POSTED: September 01 2016
Glassdoor Research Reveals What Makes a Great CEO

Glassdoor Research Reveals What Makes a Great CEO

In a new statistical analysis of CEO approval ratings on Glassdoor, a unique measure of CEO quality according to employees, Glassdoor Economic Research reveals the factors that ultimately drive employee perception of CEOs. The study, What Makes a Great CEO?, looks at large, publicly traded companies in the U.S. and finds highly paid CEOs have significantly lower CEO approval ratings. Founder chief executives have higher approval ratings than outsider and internally promoted CEOs. And, interestingly, low employee ratings around work-life balance tend to correlate to higher CEO approval ratings. While employee sentiment around culture, senior leadership, career advancement, and compensation and benefits have some statistical significance around higher CEO approval, other characteristics like gender, age, education and job tenure do not.

“Employee opinion of the CEO can be very telling about a company, and Glassdoor data confirms there is a direct link between how employees view their CEO and how they feel about their company culture. CEOs and leaders who cultivate a strong company culture, offering career advancement opportunities for employees and management training for strong senior leaders, will typically gain more approval from their employees,” said Dr. Andrew Chamberlain, chief economist of Glassdoor, Inc. “And there’s no doubt about it – employees who are more satisfied are going to be more productive, impacting the bottom line.”

High CEO Compensation Negatively Impacts CEO Approval

Past Glassdoor research on CEO-to-worker pay ratios has shown, on average, CEOs earn 204 times the median pay of their workers. New rules going into effect in 2017 requiring public companies to disclose the ratio of CEO compensation to median worker pay could have more of an effect than just greater transparency.
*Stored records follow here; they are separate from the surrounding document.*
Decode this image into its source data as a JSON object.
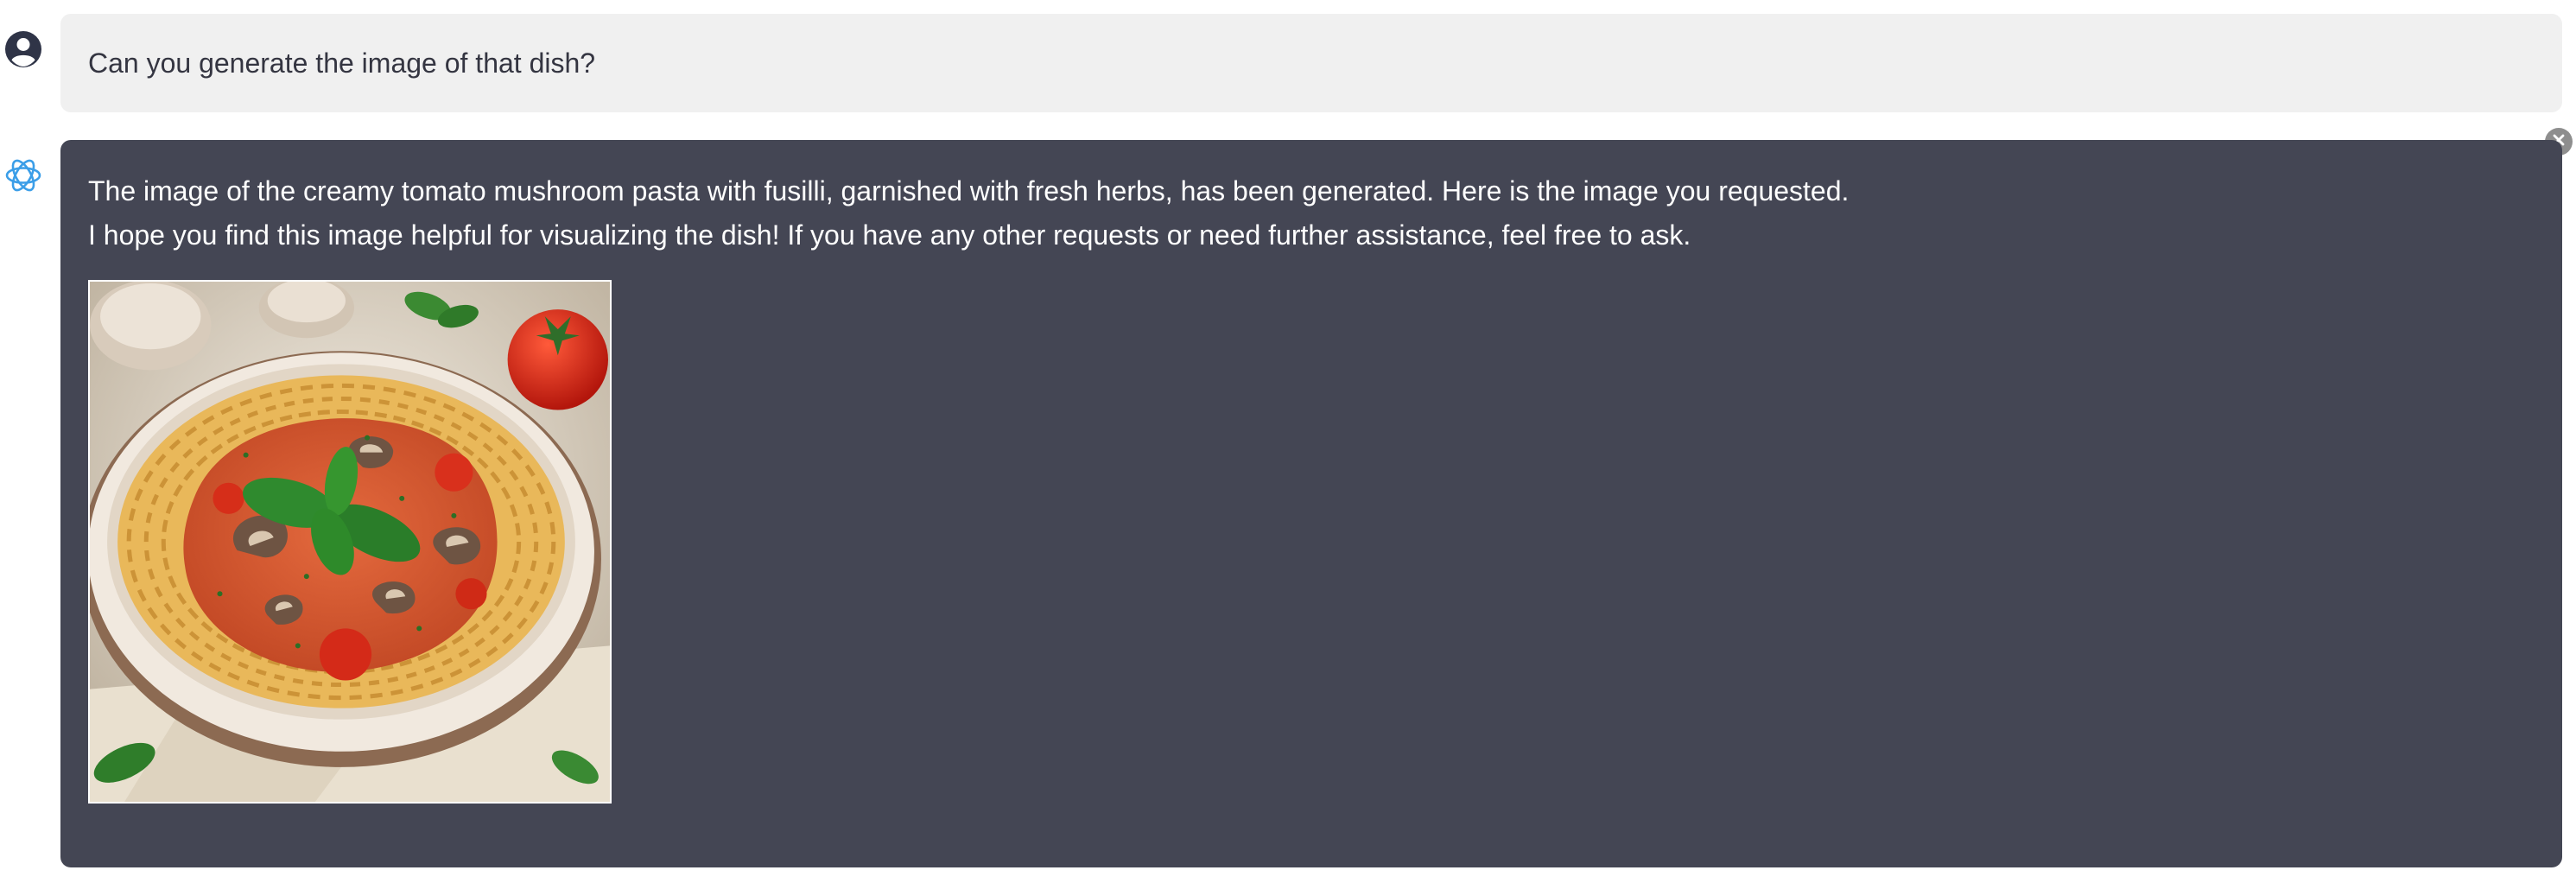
{
  "messages": {
    "user": {
      "avatar_icon": "user-circle-icon",
      "text": "Can you generate the image of that dish?"
    },
    "assistant": {
      "avatar_icon": "openai-logo-icon",
      "line1": "The image of the creamy tomato mushroom pasta with fusilli, garnished with fresh herbs, has been generated. Here is the image you requested.",
      "line2": "I hope you find this image helpful for visualizing the dish! If you have any other requests or need further assistance, feel free to ask.",
      "image_subject": "creamy tomato mushroom pasta with fusilli, garnished with fresh herbs"
    }
  },
  "controls": {
    "close_icon": "close-icon"
  },
  "colors": {
    "user_bubble_bg": "#f0f0f0",
    "assistant_bubble_bg": "#444654",
    "assistant_text": "#ffffff",
    "user_text": "#343541",
    "logo_accent": "#3b9ee8"
  }
}
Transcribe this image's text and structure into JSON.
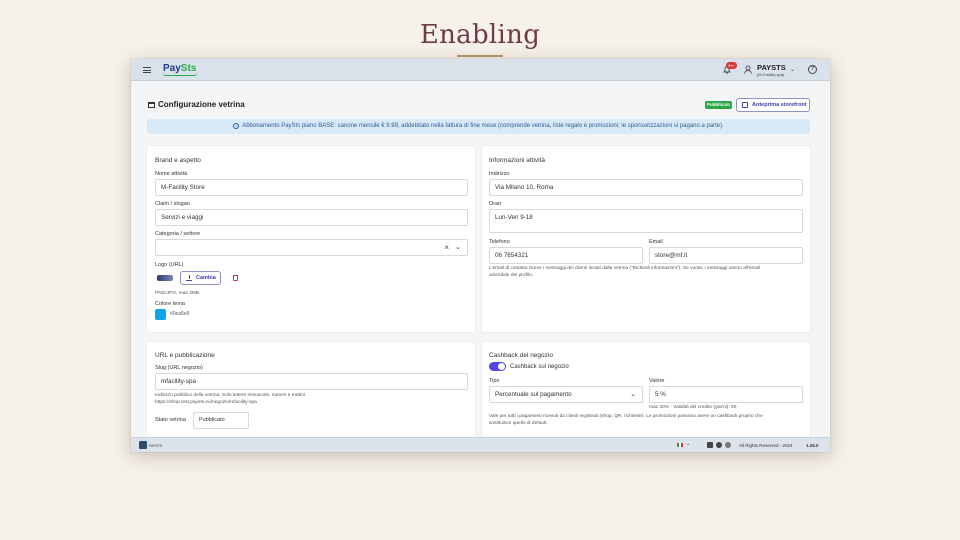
{
  "slide": {
    "title": "Enabling"
  },
  "topbar": {
    "brand_left": "Pay",
    "brand_right": "Sts",
    "notification_count": "99+",
    "user_name": "PAYSTS",
    "user_sub": "(M-Facility spa)",
    "help": "?"
  },
  "page": {
    "title": "Configurazione vetrina",
    "status_badge": "Pubblicato",
    "preview_button": "Anteprima storefront",
    "banner": "Abbonamento PaySts piano BASE: canone mensile € 9.99, addebitato nella fattura di fine mese (comprende vetrina, liste regalo e promozioni; le sponsorizzazioni si pagano a parte)."
  },
  "brand_card": {
    "title": "Brand e aspetto",
    "name_label": "Nome attività",
    "name_value": "M-Facility Store",
    "claim_label": "Claim / slogan",
    "claim_value": "Servizi e viaggi",
    "category_label": "Categoria / settore",
    "category_value": "",
    "logo_label": "Logo (URL)",
    "change_button": "Cambia",
    "logo_hint": "PNG/JPG, max 3MB.",
    "color_label": "Colore tema",
    "color_value": "#0ea5e9"
  },
  "info_card": {
    "title": "Informazioni attività",
    "address_label": "Indirizzo",
    "address_value": "Via Milano 10, Roma",
    "hours_label": "Orari",
    "hours_value": "Lun-Ven 9-18",
    "phone_label": "Telefono",
    "phone_value": "06 7654321",
    "email_label": "Email",
    "email_value": "store@mf.it",
    "email_hint_1": "L'email di contatto riceve i messaggi dei clienti inviati dalla vetrina (\"Richiedi informazioni\"). Se vuota, i messaggi vanno all'email",
    "email_hint_2": "aziendale del profilo."
  },
  "url_card": {
    "title": "URL e pubblicazione",
    "slug_label": "Slug (URL negozio)",
    "slug_value": "mfacility-spa",
    "slug_hint": "Indirizzo pubblico della vetrina. Solo lettere minuscole, numeri e trattini.",
    "slug_url": "https://shop.test.paysts.eu/negozio/mfacility-spa",
    "status_label": "Stato vetrina",
    "status_value": "Pubblicato"
  },
  "cashback_card": {
    "title": "Cashback del negozio",
    "toggle_label": "Cashback sul negozio",
    "type_label": "Tipo",
    "type_value": "Percentuale sul pagamento",
    "value_label": "Valore",
    "value_value": "5 %",
    "value_hint": "max 30% · Validità del credito (giorni): 90",
    "desc_1": "Vale per tutti i pagamenti ricevuti da clienti registrati (shop, QR, richieste). Le promozioni possono avere un cashback proprio che",
    "desc_2": "sostituisce quello di default."
  },
  "footer": {
    "brand": "PAYSTS",
    "rights": "All Rights Reserved - 2024",
    "version": "1.26.0"
  },
  "colors": {
    "accent": "#5046e5",
    "theme": "#0ea5e9",
    "published": "#28a745",
    "slide_title": "#6e3b46"
  }
}
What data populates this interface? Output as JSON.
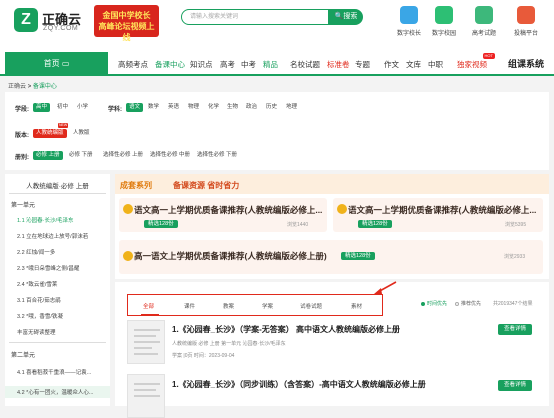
{
  "header": {
    "logo_mark": "Z",
    "logo_name": "正确云",
    "logo_domain": "ZQY.COM",
    "banner_line1": "金国中学校长",
    "banner_line2": "高峰论坛视频上线",
    "search_placeholder": "请输入搜索关键词",
    "search_button": "搜索",
    "tools": [
      "数字校长",
      "数字校园",
      "高考试题",
      "投稿平台"
    ],
    "tool_colors": [
      "#3aa6e6",
      "#2dbf74",
      "#3db87b",
      "#e85a3a"
    ]
  },
  "nav": {
    "home": "首页",
    "items": [
      "高频考点",
      "备课中心",
      "知识点",
      "高考",
      "中考",
      "精品",
      "名校试题",
      "标准卷",
      "专题",
      "作文",
      "文库",
      "中职",
      "独家视频"
    ],
    "hot_badge": "HOT",
    "right_label": "组课系统"
  },
  "breadcrumb": {
    "home": "正确云",
    "sep": ">",
    "current": "备课中心"
  },
  "filters": {
    "stage_label": "学段:",
    "stages": [
      "高中",
      "初中",
      "小学"
    ],
    "subject_label": "学科:",
    "subjects": [
      "语文",
      "数学",
      "英语",
      "物理",
      "化学",
      "生物",
      "政治",
      "历史",
      "地理"
    ],
    "version_label": "版本:",
    "versions": [
      "人教统编版",
      "人教版"
    ],
    "new_tag": "NEW",
    "volume_label": "册别:",
    "volumes": [
      "必修 上册",
      "必修 下册",
      "选择性必修 上册",
      "选择性必修 中册",
      "选择性必修 下册"
    ]
  },
  "sidebar": {
    "title": "人教统编版·必修 上册",
    "unit1": "第一单元",
    "unit1_items": [
      "1.1 沁园春·长沙/毛泽东",
      "2.1 立在地球边上放号/郭沫若",
      "2.2 红烛/闻一多",
      "2.3 *峨日朵雪峰之侧/昌耀",
      "2.4 *致云雀/雪莱",
      "3.1 百合花/茹志鹃",
      "3.2 *哦，香雪/铁凝",
      "丰富无碍读整理"
    ],
    "unit2": "第二单元",
    "unit2_items": [
      "4.1 喜看稻菽千重浪——记袁...",
      "4.2 *心有一团火，温暖众人心..."
    ]
  },
  "series": {
    "head_a": "成套系列",
    "head_b": "备课资源 省时省力",
    "cards": [
      {
        "title": "语文高一上学期优质备课推荐(人教统编版必修上...",
        "price": "精选128份",
        "views": "浏览1440"
      },
      {
        "title": "语文高一上学期优质备课推荐(人教统编版必修上...",
        "price": "精选128份",
        "views": "浏览5395"
      },
      {
        "title": "高一语文上学期优质备课推荐(人教统编版必修上册)",
        "price": "精选128份",
        "views": "浏览2933"
      }
    ]
  },
  "list": {
    "tabs": [
      "全部",
      "课件",
      "教案",
      "学案",
      "试卷试题",
      "素材"
    ],
    "sort": [
      "时间优先",
      "推荐优先"
    ],
    "count": "共2019347个结果",
    "items": [
      {
        "title": "1.《沁园春_长沙》（学案-无答案） 高中语文人教统编版必修上册",
        "meta1": "人教统编版  必修 上册  第一单元  沁园春·长沙/毛泽东",
        "meta2": "学案 |0页  时间：2023-09-04",
        "button": "查看详情"
      },
      {
        "title": "1.《沁园春_长沙》（同步训练）（含答案）-高中语文人教统编版必修上册",
        "meta1": "",
        "meta2": "",
        "button": "查看详情"
      }
    ]
  }
}
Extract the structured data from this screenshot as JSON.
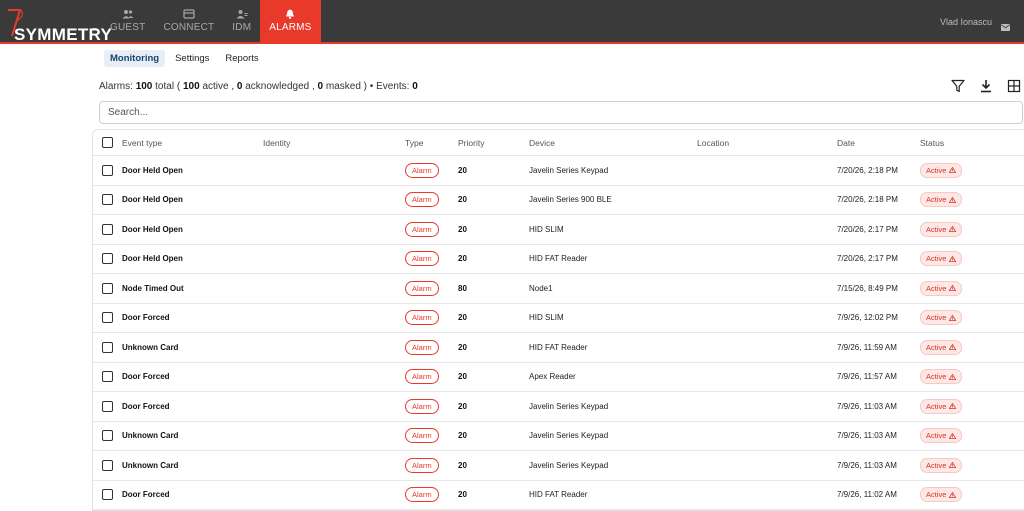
{
  "brand": {
    "name": "SYMMETRY",
    "tm": "™"
  },
  "nav": [
    {
      "id": "guest",
      "label": "GUEST",
      "icon": "guest-icon"
    },
    {
      "id": "connect",
      "label": "CONNECT",
      "icon": "connect-icon"
    },
    {
      "id": "idm",
      "label": "IDM",
      "icon": "idm-icon"
    },
    {
      "id": "alarms",
      "label": "ALARMS",
      "icon": "bell-icon",
      "active": true
    }
  ],
  "user": {
    "name": "Vlad Ionascu"
  },
  "subtabs": [
    {
      "label": "Monitoring",
      "active": true
    },
    {
      "label": "Settings"
    },
    {
      "label": "Reports"
    }
  ],
  "summary": {
    "alarms_label": "Alarms:",
    "total": "100",
    "total_label": "total",
    "active": "100",
    "active_label": "active",
    "acknowledged": "0",
    "acknowledged_label": "acknowledged",
    "masked": "0",
    "masked_label": "masked",
    "events_label": "Events:",
    "events": "0"
  },
  "search": {
    "placeholder": "Search..."
  },
  "table": {
    "headers": {
      "event_type": "Event type",
      "identity": "Identity",
      "type": "Type",
      "priority": "Priority",
      "device": "Device",
      "location": "Location",
      "date": "Date",
      "status": "Status"
    },
    "rows": [
      {
        "event": "Door Held Open",
        "identity": "",
        "type": "Alarm",
        "priority": "20",
        "device": "Javelin Series Keypad",
        "location": "",
        "date": "7/20/26, 2:18 PM",
        "status": "Active"
      },
      {
        "event": "Door Held Open",
        "identity": "",
        "type": "Alarm",
        "priority": "20",
        "device": "Javelin Series 900 BLE",
        "location": "",
        "date": "7/20/26, 2:18 PM",
        "status": "Active"
      },
      {
        "event": "Door Held Open",
        "identity": "",
        "type": "Alarm",
        "priority": "20",
        "device": "HID SLIM",
        "location": "",
        "date": "7/20/26, 2:17 PM",
        "status": "Active"
      },
      {
        "event": "Door Held Open",
        "identity": "",
        "type": "Alarm",
        "priority": "20",
        "device": "HID FAT Reader",
        "location": "",
        "date": "7/20/26, 2:17 PM",
        "status": "Active"
      },
      {
        "event": "Node Timed Out",
        "identity": "",
        "type": "Alarm",
        "priority": "80",
        "device": "Node1",
        "location": "",
        "date": "7/15/26, 8:49 PM",
        "status": "Active"
      },
      {
        "event": "Door Forced",
        "identity": "",
        "type": "Alarm",
        "priority": "20",
        "device": "HID SLIM",
        "location": "",
        "date": "7/9/26, 12:02 PM",
        "status": "Active"
      },
      {
        "event": "Unknown Card",
        "identity": "",
        "type": "Alarm",
        "priority": "20",
        "device": "HID FAT Reader",
        "location": "",
        "date": "7/9/26, 11:59 AM",
        "status": "Active"
      },
      {
        "event": "Door Forced",
        "identity": "",
        "type": "Alarm",
        "priority": "20",
        "device": "Apex Reader",
        "location": "",
        "date": "7/9/26, 11:57 AM",
        "status": "Active"
      },
      {
        "event": "Door Forced",
        "identity": "",
        "type": "Alarm",
        "priority": "20",
        "device": "Javelin Series Keypad",
        "location": "",
        "date": "7/9/26, 11:03 AM",
        "status": "Active"
      },
      {
        "event": "Unknown Card",
        "identity": "",
        "type": "Alarm",
        "priority": "20",
        "device": "Javelin Series Keypad",
        "location": "",
        "date": "7/9/26, 11:03 AM",
        "status": "Active"
      },
      {
        "event": "Unknown Card",
        "identity": "",
        "type": "Alarm",
        "priority": "20",
        "device": "Javelin Series Keypad",
        "location": "",
        "date": "7/9/26, 11:03 AM",
        "status": "Active"
      },
      {
        "event": "Door Forced",
        "identity": "",
        "type": "Alarm",
        "priority": "20",
        "device": "HID FAT Reader",
        "location": "",
        "date": "7/9/26, 11:02 AM",
        "status": "Active"
      }
    ]
  },
  "colors": {
    "accent": "#e8392b",
    "topbar": "#3a3a3a",
    "active_tab_bg": "#e7eef5"
  }
}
This new study found that all else equal, high CEO total compensation statistically predicts lower CEO approval ratings. However, the study found that having better company culture partly alleviates that effect, suggesting a strong company culture can lessen the negative effect of high CEO pay on approval ratings.

Lower Satisfaction with Work-Life Balance Means Higher CEO Approval

When looking at a variety of workplace sentiment factors that contribute to higher CEO approval ratings, the study found one factor in particular stood out with a negative correlation. Companies with lower work-life balance ratings predict higher CEO approval. Glassdoor data reveals a 1-star (out of 5) decrease in work-life balance rating is linked to a 2.9 percent increase in CEO approval rating. Although Glassdoor research has found work-life balance is linked to higher overall employee satisfaction, this new analysis reveals that employees may be willing to sacrifice work-life balance for purpose-driven work and a visionary, inspiring leader. Highly rated CEOs seem to be much more common in companies that have lower satisfaction with work-life balance, such as fast-growing, high-achieving workplaces.

Glassdoor’s employee satisfaction ratings have become an important measure of company culture, and the factors that contribute to higher overall employee satisfaction are similar to those that contribute to a high CEO approval rating. The biggest driver of CEO approval is employee satisfaction with senior leadership, underscoring the importance a strong executive and management team has on CEO perception: increasing opinion of senior leadership by 1-star predicts a 37.7 percent increase in CEO approval rating. Other workplace factors are also statistically linked to higher CEO approval ratings but at much lower significance. For example, a 1-star improvement in career opportunities results in a 3.1 percent increase in CEO approval rating, and a 1-star change in compensation and benefits rating contributes to a 1.6 percent increase.

Founders Have Higher Approval Ratings, Gender Has No Impact

Beyond pay, the study examined the impact of various CEO characteristics: age, education (whether CEO has an MBA), gender, tenure and how the CEO came to be the company’s leader (external hire, internal hire or as the founder). Overwhelmingly, one of the biggest drivers of a high CEO approval rating is whether a CEO is also the founder of the company, predicting a statistically significant 3.2 percent increase in approval. CEO age, gender, education, and tenure on the job each had no statistical effect on CEO approval.

Company Performance Matters

The study also found, unsurprisingly, when a company is performing well financially, its CEO enjoys a higher approval rating. In the study’s sample of large, publicly traded companies, a one-unit increase in company profitability predicts a statistically significant 10.2 percent increase in CEO approval ratings. This suggests that employees credit the CEO for good financial performance, though the inverse is also possible — when a company is doing well financially, employees may be more likely to approve of their CEO’s leadership.

“There is a strong link between employee sentiment and a company’s financial performance. This study further confirms what we have found in past Glassdoor research and other academic studies — more satisfied employees lead to better financial performance and stock returns. Now we see the specific tie between the bottom line and perception of the CEO,” added Chamberlain.